Menurut Dalimoenthe (2011), seorang ibu rumah tangga dapat menjadi kelompok rentan dari penularan HIV-AIDS karena suami yang melakukan penyimpangan sosial, baik karena sering berganti-ganti pasangan atau karena pecandu narkoba. Disamping itu, seorang ibu rumah tangga tidak memiliki pengetahuan dan kesadaran yang memadai terkait HIV-AIDS. Terdapat tiga faktor utama yang memengaruhi ibu rumah tangga menjadi sangat rentan terhadap penularan (Dalimoenthe, 2011). Pertama adalah faktor biologis dari struktur dalam vagina yang terdapat banyak lipatan membuat permukaannya menjadi luas dan dinding vagina sendiri memiliki lapisan tipis yang mudah terluka. Faktor kedua adalah faktor sosial-kultural yang memposisikan perempuan sukar menolak hubungan seksual dengan pasangannya karena perempuan tidak memiliki kekuasaan untuk menyarankan penggunaan kondom dalam hubungan seksual. Ketiga adalah faktor ekonomi bahwa perempuan umumnya sangat bergantung secara ekonomi kepada laki-laki. Ini menyebabkan perempuan tidak memiliki posisi tawar menolak hubungan seksual dengan pasangannya.
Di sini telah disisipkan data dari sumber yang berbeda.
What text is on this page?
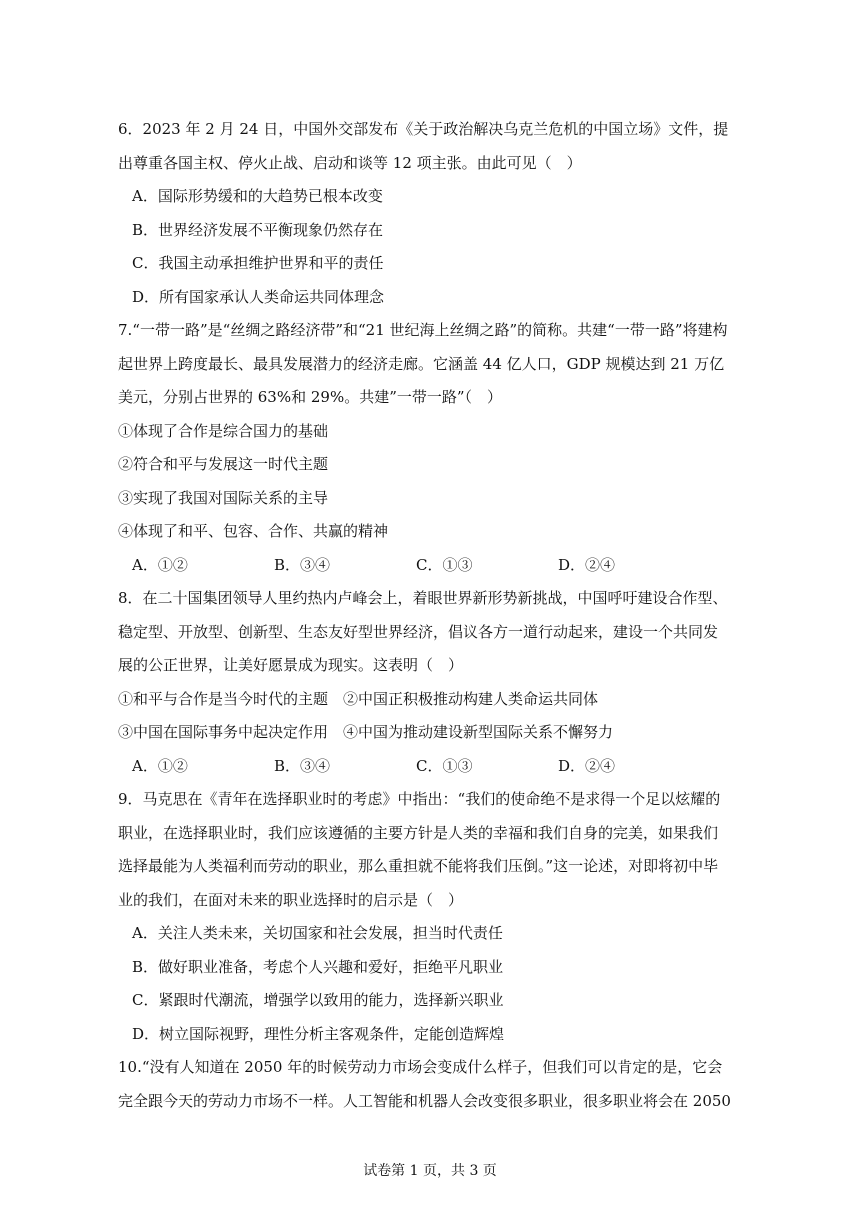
6．2023 年 2 月 24 日，中国外交部发布《关于政治解决乌克兰危机的中国立场》文件，提
出尊重各国主权、停火止战、启动和谈等 12 项主张。由此可见（　）
A．国际形势缓和的大趋势已根本改变
B．世界经济发展不平衡现象仍然存在
C．我国主动承担维护世界和平的责任
D．所有国家承认人类命运共同体理念
7.“一带一路”是“丝绸之路经济带”和“21 世纪海上丝绸之路”的简称。共建“一带一路”将建构
起世界上跨度最长、最具发展潜力的经济走廊。它涵盖 44 亿人口，GDP 规模达到 21 万亿
美元，分别占世界的 63%和 29%。共建”一带一路”（　）
①体现了合作是综合国力的基础
②符合和平与发展这一时代主题
③实现了我国对国际关系的主导
④体现了和平、包容、合作、共赢的精神
A．①②	B．③④	C．①③	D．②④
8．在二十国集团领导人里约热内卢峰会上，着眼世界新形势新挑战，中国呼吁建设合作型、
稳定型、开放型、创新型、生态友好型世界经济，倡议各方一道行动起来，建设一个共同发
展的公正世界，让美好愿景成为现实。这表明（　）
①和平与合作是当今时代的主题　②中国正积极推动构建人类命运共同体
③中国在国际事务中起决定作用　④中国为推动建设新型国际关系不懈努力
A．①②	B．③④	C．①③	D．②④
9．马克思在《青年在选择职业时的考虑》中指出：“我们的使命绝不是求得一个足以炫耀的
职业，在选择职业时，我们应该遵循的主要方针是人类的幸福和我们自身的完美，如果我们
选择最能为人类福利而劳动的职业，那么重担就不能将我们压倒。”这一论述，对即将初中毕
业的我们，在面对未来的职业选择时的启示是（　）
A．关注人类未来，关切国家和社会发展，担当时代责任
B．做好职业准备，考虑个人兴趣和爱好，拒绝平凡职业
C．紧跟时代潮流，增强学以致用的能力，选择新兴职业
D．树立国际视野，理性分析主客观条件，定能创造辉煌
10.“没有人知道在 2050 年的时候劳动力市场会变成什么样子，但我们可以肯定的是，它会
完全跟今天的劳动力市场不一样。人工智能和机器人会改变很多职业，很多职业将会在 2050
试卷第 1 页，共 3 页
Ibu rumah tangga secara umum telah memiliki permasalahan sendiri terkait peran di rumah seperti yang dikemukakan oleh Frieze (1978). Ketika ibu rumah tangga

terinfeksi HIV, akan menambah pelik permasalahan yang dihadapi oleh ibu rumah tangga. Menurut Nursalam dan Kurniati (2008), terdapat empat bentuk perubahan pada individu dengan HIV yang dapat menghadirkan permasalahan di kemudian hari, yakni perubahan respon biologis (imunitas), respon adaptif psikologis, respon adaptif spiritual, dan respon adaptif sosial. Perubahan-perubahan sebagai dampak HIV mengakibatkan kehidupan yang dijalani oleh ibu rumah tangga berstatus HIV positif menjadi semakin kompleks dan rentan terhadap konflik.